As American non-Jew David Leach points out in his fascinating new personal-essay collection, Chasing Utopia, although it’s considered a duty by every Jewish person worldwide to regularly spend volunteer time at a Israeli kibbutz, these organizations also accept volunteers from all walks of life, Jewish or not; and back in the ’70s and ’80s when Leach was a youth, such kibbutzes were considered by many young people to be “the place where backpacking college students went on holiday when they didn’t have any money” (or so once said Duran Duran’s Simon Le Bon, merely one of thousands of such ’70s youths to spend a summer on one of these farms, helped immensely by kibbutzes’ reputations as places where the liquor flowed freely and sexual opportunities were easy).
That’s what led Leach to spend a summer at a kibbutz himself, an experience he would fondly remember with hazy nostalgia well into his middle-aged years as a Catholic Canadian journalist; but one day thirty years later, he happened to catch an item on the news about one of these kibbutzes recently filing an initial public stock offering (IPO) for their brand-new high-tech startup, which made him realize that the very nature of these organizations had gone through a radical transformation during the last half of the Postmodernist Era.
That’s what Chasing Utopia basically is, a record of Leach’s revisit to Israel for the first time in decades to learn what’s happened to the collective farms he so warmly remembered from his youth, a trip that took him on a circular tour of the entire country and that entailed dozens of probing interviews with the remaining communards, government officials, NGO personnel, and fellow journalists. And the results are gripping: profoundly scaled back in number from hundreds to now dozens, the kibbutzes still remaining in Israel have largely been forced through economic circumstances to abandon their old collective roots, transforming themselves into traditionally capitalist, publicly held corporations, ones that have largely given up on agriculture to specialize instead in such 21st-century items as transistors, high-quality mirrors for medical equipment, and even cutting-edge women’s razors.

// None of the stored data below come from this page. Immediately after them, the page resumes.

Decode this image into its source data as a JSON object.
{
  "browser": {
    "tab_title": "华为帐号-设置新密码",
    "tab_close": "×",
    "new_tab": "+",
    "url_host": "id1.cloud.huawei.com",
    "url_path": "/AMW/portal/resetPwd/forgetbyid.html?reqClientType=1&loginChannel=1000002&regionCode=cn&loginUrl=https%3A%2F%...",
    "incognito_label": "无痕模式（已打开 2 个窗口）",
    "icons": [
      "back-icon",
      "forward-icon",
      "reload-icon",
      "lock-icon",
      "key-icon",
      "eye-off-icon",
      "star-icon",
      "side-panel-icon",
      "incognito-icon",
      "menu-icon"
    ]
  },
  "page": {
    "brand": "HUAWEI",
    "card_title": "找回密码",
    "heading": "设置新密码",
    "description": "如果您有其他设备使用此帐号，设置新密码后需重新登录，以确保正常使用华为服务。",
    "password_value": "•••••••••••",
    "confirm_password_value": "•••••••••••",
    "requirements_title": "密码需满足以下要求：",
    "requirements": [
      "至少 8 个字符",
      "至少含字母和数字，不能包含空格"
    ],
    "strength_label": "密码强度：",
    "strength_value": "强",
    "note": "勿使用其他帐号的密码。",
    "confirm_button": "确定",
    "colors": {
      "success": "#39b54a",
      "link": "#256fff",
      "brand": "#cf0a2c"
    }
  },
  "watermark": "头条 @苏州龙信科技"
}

And in the meanwhile, as the politics of the region have continued to get even more fractured and complex with every passing year, instead of less like the originally Zionist founders of modern Israel envisioned, this too has had an effect on the kibbutzes, propagandized as a source of nationalist pride by conservatives (with the resulting terrorist attacks by Palestinians you would expect), while being held up as a bold experiment for inter-faith peace by liberals.
The lovely thing about a book like this being written by a non-Jew like Leach is that you don’t have to be Jewish yourself to follow along with the issues; Leach approaches these subjects exactly like the disinterested outsider he is, and in many ways this is a great exercise in traditional journalism that helps explain these complicated issues in a clear and balanced way. But what makes the book even more interesting is Leach’s personal connection to it all, which is why the sum of this book’s chapters is a bigger whole than simply an addition of its parts, and why you couldn’t just run these chapters as individual articles in a place like The Huffington Post; for in the spirit of 21st-century personal essay, Leach delicately weaves his personal story into these traditional journalism pieces, not afraid to express his own opinions about the things he’s seeing and the people he’s talking to.
It makes for a fascinating book when all is said and done, my favorite type of nonfiction and the kind of book I would’ve published if it had been submitted to CCLaP; and it comes strongly recommended to one and all today, a book inherently interesting to those already familiar with the subjects at hand, and a book that will likely make you interested if you never have been before.